Can art be a mirror to the world? Or does it reflect our point of view?
On the walls around you you’ll find a giant painting called Mermaid: Two Incompatible Systems Intimately Linked. It shows a diagonal slice of a satellite view of Florida in the USA.
In the middle of the painting is the change between the natural landscape of the Everglades national park, and the man-made, urbanised Miami beach. Rising sea levels threaten the ecosystem and existence of both places.
Activity: Making your mark
Look at the Twin Planet protest. How could you use art to make a positive impact on the environment?
Ashes by Steve McQueen
Please note: This installation contains explicit language and references to drug use and violence.
Steve McQueen is British filmmaker and video artist. In 2002 Steve McQueen visited Grenada, a country in the Caribbean where his father was born. He met a young fisherman nicknamed Ashes and filmed him sitting on the prow of a boat. He didn’t use this footage for his artwork at the time.
He returned in 2013 to find that Ashes had sadly died not long after they had met and was buried in an unmarked grave. McQueen paid for a new grave to be built for Ashes and made a new film of the grave being constructed and the etching of its tombstone.
Ashes is a video installation made from three separate elements played at the same time: the two films and a soundtrack of Ashes’ friend talking about how he died.
Life and death have always lived side by side, in every aspect of life. We live with ghosts in our everyday.
The original boat footage was captured on grainy Super 8 film, like an old home video. The second film was made on 16mm film, a higher quality film that you might see in a cinema.

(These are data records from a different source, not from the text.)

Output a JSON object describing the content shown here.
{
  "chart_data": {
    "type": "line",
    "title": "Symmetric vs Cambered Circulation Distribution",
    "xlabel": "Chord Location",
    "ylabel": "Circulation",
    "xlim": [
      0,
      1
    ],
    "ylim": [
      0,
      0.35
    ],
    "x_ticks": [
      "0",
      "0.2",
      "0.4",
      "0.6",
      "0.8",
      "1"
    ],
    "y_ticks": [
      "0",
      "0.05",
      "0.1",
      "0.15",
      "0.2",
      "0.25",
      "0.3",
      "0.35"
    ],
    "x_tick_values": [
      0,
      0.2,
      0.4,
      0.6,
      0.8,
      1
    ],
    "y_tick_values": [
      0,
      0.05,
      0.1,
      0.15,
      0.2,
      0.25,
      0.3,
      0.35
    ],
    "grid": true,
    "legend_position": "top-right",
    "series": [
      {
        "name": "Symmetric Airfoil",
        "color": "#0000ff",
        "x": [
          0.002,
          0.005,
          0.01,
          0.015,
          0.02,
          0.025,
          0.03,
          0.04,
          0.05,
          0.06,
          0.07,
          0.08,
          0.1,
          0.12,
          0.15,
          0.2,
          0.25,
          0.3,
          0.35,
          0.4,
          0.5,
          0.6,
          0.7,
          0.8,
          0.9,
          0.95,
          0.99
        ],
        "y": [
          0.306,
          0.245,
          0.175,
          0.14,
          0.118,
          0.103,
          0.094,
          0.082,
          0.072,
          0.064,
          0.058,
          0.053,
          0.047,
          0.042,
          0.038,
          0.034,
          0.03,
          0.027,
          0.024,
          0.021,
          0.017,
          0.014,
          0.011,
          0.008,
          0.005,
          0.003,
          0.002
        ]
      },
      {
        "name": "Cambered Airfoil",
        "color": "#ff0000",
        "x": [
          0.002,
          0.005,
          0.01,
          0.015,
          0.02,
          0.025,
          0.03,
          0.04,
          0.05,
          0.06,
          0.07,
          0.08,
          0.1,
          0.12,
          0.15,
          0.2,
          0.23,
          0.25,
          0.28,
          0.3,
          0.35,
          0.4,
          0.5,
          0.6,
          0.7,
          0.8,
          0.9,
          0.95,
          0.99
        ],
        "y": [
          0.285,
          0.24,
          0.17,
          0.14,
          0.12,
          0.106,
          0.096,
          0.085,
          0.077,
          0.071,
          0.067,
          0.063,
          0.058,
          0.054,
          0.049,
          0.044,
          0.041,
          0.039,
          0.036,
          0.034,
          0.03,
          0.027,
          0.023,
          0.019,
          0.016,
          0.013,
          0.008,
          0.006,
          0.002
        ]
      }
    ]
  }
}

Why might McQueen have used different film for the two videos?
Activity: Tell a story
In Ashes McQueen puts together two different elements to tell a story. Could you tell a story with two images? You could also try it with videos and sound.
The two films play looped, back-to-back on a double-sided screen. You’re not told which side to view first.
Would you experience the artwork differently if you had chosen to watch the other side first?
McQueen doesn’t often give an explanation for his films to audiences but allows the viewer to put the pieces together themselves. What does the artwork tell you that words cannot?